Apparently since we left on Sunday, she has been sad, feeling as though everyone has left her and what kills me, what is making me cry right now, is that she is so painfully aware of her impending death...and she's sad...she's trying to say goodbye in her moments of clarity...and is heartbrokern herself!

I saw her exrays...her body is spotted like a dalmation...totally filled with cancer...her bladder and her brain, her collar bones, ribs, etc...everything...cancer everywhere. Damn it. she's 85 and has had a long life...but the pain, the waiting, the detoriorating...the body is going.

...and watching her cancer filled body lie in that bed...and yet hear her ask about all of US, if we had eaten, if we were sleeping, if we "wanted ice cream on the patio" when she was alert enough, was just, well, something else - for lack of a better word.

When you see a sick body asleep..I don't know...for me this hyper awareness of spirit and soul was there. Watching a chest filled with cancer rise and up and down, struggle to breathe at times...but then see moments of HER...well, it was surreal.

So now I am waiting for the phone call that says she has passed. Most believe it'll happen before christmas, which breaks my heart. Until then, she'll be in that room, in that bed and I just hate it. HATE IT HATE IT HATE IT. I can't imagine how my dad must feel.

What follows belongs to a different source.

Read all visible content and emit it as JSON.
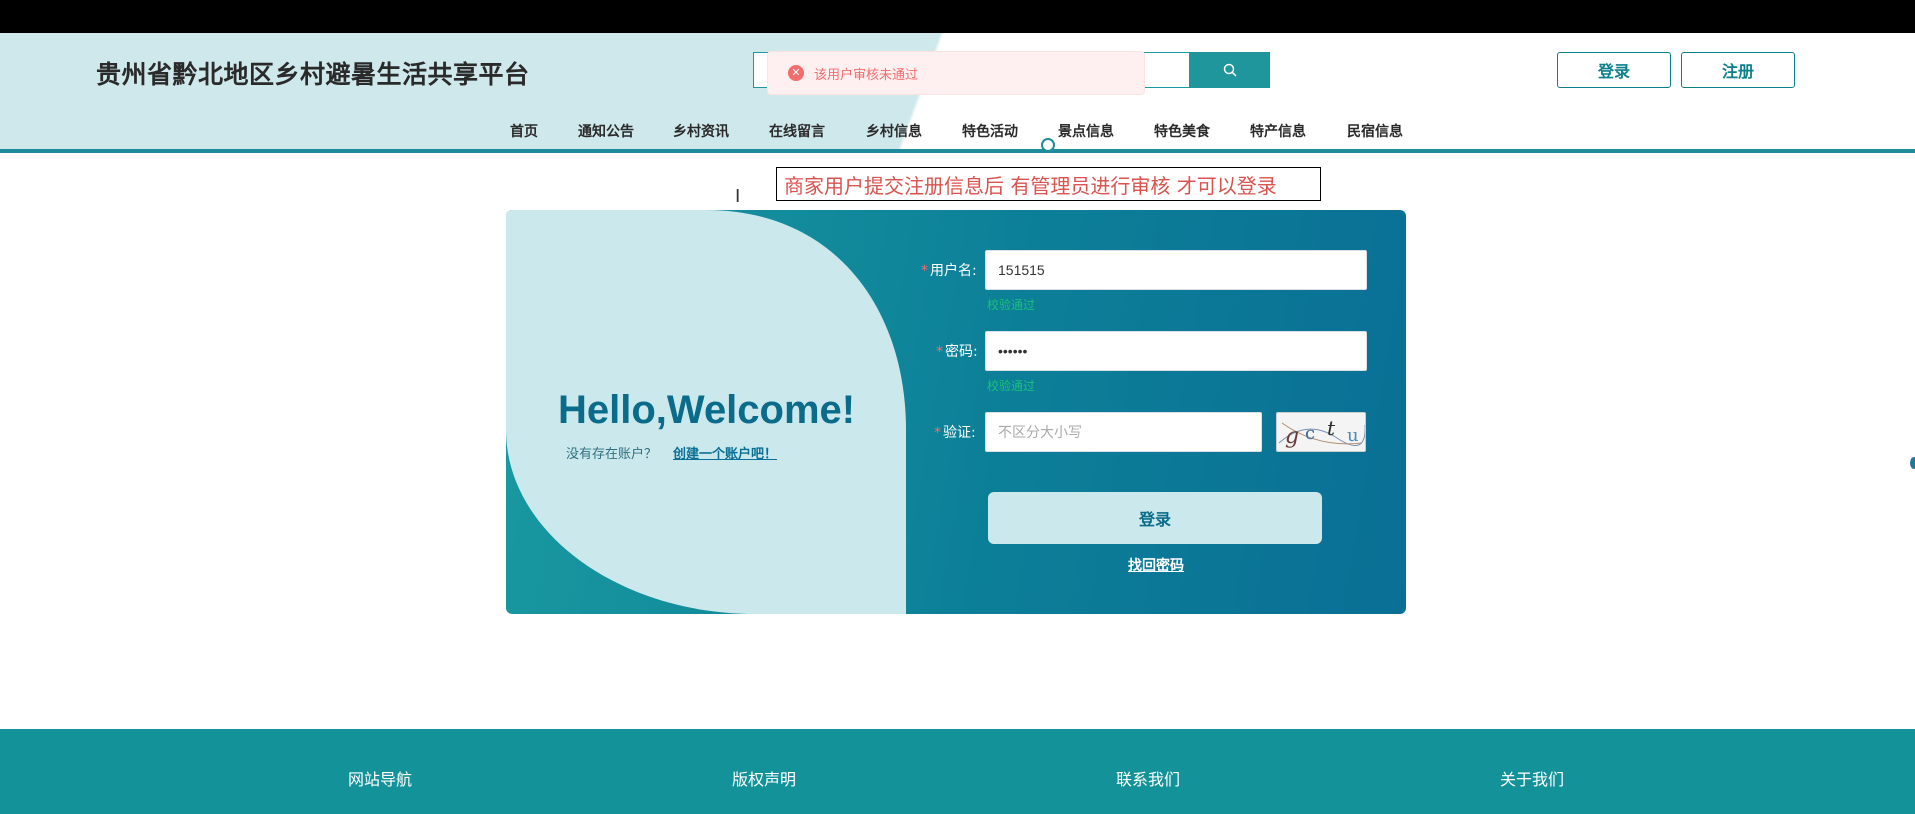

I feel like I have been run over by a truck and I am not the one who's sick...i can't seem to talk about it w/out either feeling completely sick or crying. I think it's the waiting...of knowing shes waiting too...maybe a bit unsure...maybe a bit lonely...and it's really tearing me up.

I wrote it out here in hopes that I will better deal, but she is constantly on my mind...the pictures of our family all over the her walls...the memories...the fact that a life is ending...it's just really...hard.